Mr. Neath’s past areas of expertise have mainly involved working as a freelance consultant, helping businesses develop policies, as well as carrying out research.

His company, the Oeng Sothy Group, headquartered in an office just off Phnom Penh’s Street 63, previously operated as a real estate business. But Mr. Neath is determined to branch out into dates and grow a large-scale production industry in Cambodia.

This is despite the fact that two or three other companies in Cambodia have tried before him, but none yielded any fruit, he said.

He has met with a number of agricultural businesses in the country in the hope of persuading them to join his enterprise. Mr. Neath said he is also linking up with experts in Thailand, where date growing has proved very fruitful, to help fledgling date farmers in Cambodia find a magic formula.

“I have no experience of agriculture…but every three months, there will be visits with experts from Thailand,” he said. Date “technicians” from Palestine will also be brought in once a year to share their specialist knowledge.

Would-be date farmers will need an initial investment of $4,000 per hectare to buy the palm trees and (related irrigation systems) from Mr. Neath, who said it was cheap compared to the $40,000 per hectare outlay for pepper farming.

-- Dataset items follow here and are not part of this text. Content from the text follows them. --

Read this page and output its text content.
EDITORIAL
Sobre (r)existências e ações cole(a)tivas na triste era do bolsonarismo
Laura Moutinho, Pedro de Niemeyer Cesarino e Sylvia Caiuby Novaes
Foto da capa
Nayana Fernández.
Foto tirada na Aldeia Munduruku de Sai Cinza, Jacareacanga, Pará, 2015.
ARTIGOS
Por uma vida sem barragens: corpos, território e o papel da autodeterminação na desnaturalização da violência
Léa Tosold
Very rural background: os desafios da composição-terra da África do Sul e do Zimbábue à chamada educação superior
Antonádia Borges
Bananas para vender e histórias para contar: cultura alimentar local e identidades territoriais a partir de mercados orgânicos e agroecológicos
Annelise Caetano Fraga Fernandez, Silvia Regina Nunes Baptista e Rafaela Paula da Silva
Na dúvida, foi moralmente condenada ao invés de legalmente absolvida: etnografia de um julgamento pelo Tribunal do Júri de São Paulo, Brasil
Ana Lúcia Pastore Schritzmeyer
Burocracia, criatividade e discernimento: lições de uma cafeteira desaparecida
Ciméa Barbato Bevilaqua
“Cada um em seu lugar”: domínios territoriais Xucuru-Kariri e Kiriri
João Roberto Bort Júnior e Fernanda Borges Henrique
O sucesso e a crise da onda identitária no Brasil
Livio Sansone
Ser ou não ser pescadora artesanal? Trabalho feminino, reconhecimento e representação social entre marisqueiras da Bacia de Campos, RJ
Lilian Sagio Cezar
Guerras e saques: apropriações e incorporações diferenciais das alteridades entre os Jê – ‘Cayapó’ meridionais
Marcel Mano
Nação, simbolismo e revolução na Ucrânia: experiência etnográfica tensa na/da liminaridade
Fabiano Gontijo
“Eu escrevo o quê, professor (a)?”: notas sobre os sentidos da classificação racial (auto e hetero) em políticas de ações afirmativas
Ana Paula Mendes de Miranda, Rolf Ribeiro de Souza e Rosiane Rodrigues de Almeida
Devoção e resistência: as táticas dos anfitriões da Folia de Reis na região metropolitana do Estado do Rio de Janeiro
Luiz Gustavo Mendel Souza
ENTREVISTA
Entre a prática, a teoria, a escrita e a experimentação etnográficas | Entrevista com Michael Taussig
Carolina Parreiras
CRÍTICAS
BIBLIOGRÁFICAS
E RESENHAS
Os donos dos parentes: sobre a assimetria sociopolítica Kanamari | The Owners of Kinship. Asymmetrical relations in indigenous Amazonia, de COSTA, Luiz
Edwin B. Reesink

Within three years, the farmers should see a return of $30,000 a year, he claimed. These figures are based on selling the dates to Mr. Neath at $3 per kg, which he will then sell on for a profit. Mature date palms produce hundreds of kilograms of fruit in a bumper crop, he said.

The trouble is, only three companies have bitten so far.

Mr. Neath is not the first to hatch ambitious agricultural schemes in Cambodia. Successful attempts include rubber and coffee, introduced from far-off countries and different climates.

A cacao farm is into its fourth year in Ratanakkiri’s Lumphat district. One entrepreneur in Pursat and another in Mondolkiri province persist in planting strawberries at high altitudes.

But what most schemes like this lack is an understanding of how nuanced the field of tropical agriculture is, or which crops can actually grow in Cambodia, said Uk Makara, director of Cambodia’s Agricultural Research and Development Institute.

Agriculture Minister Veng Sakhon said on Wednesday that the ministry depended on the private sector to test new crops.

The institute has figured out the best bet for cash crops in Cambodia is cassava, not strawberries and dates.

“We really appreciate them trying a new thing,” Mr. Makara said. “But they might not make money.”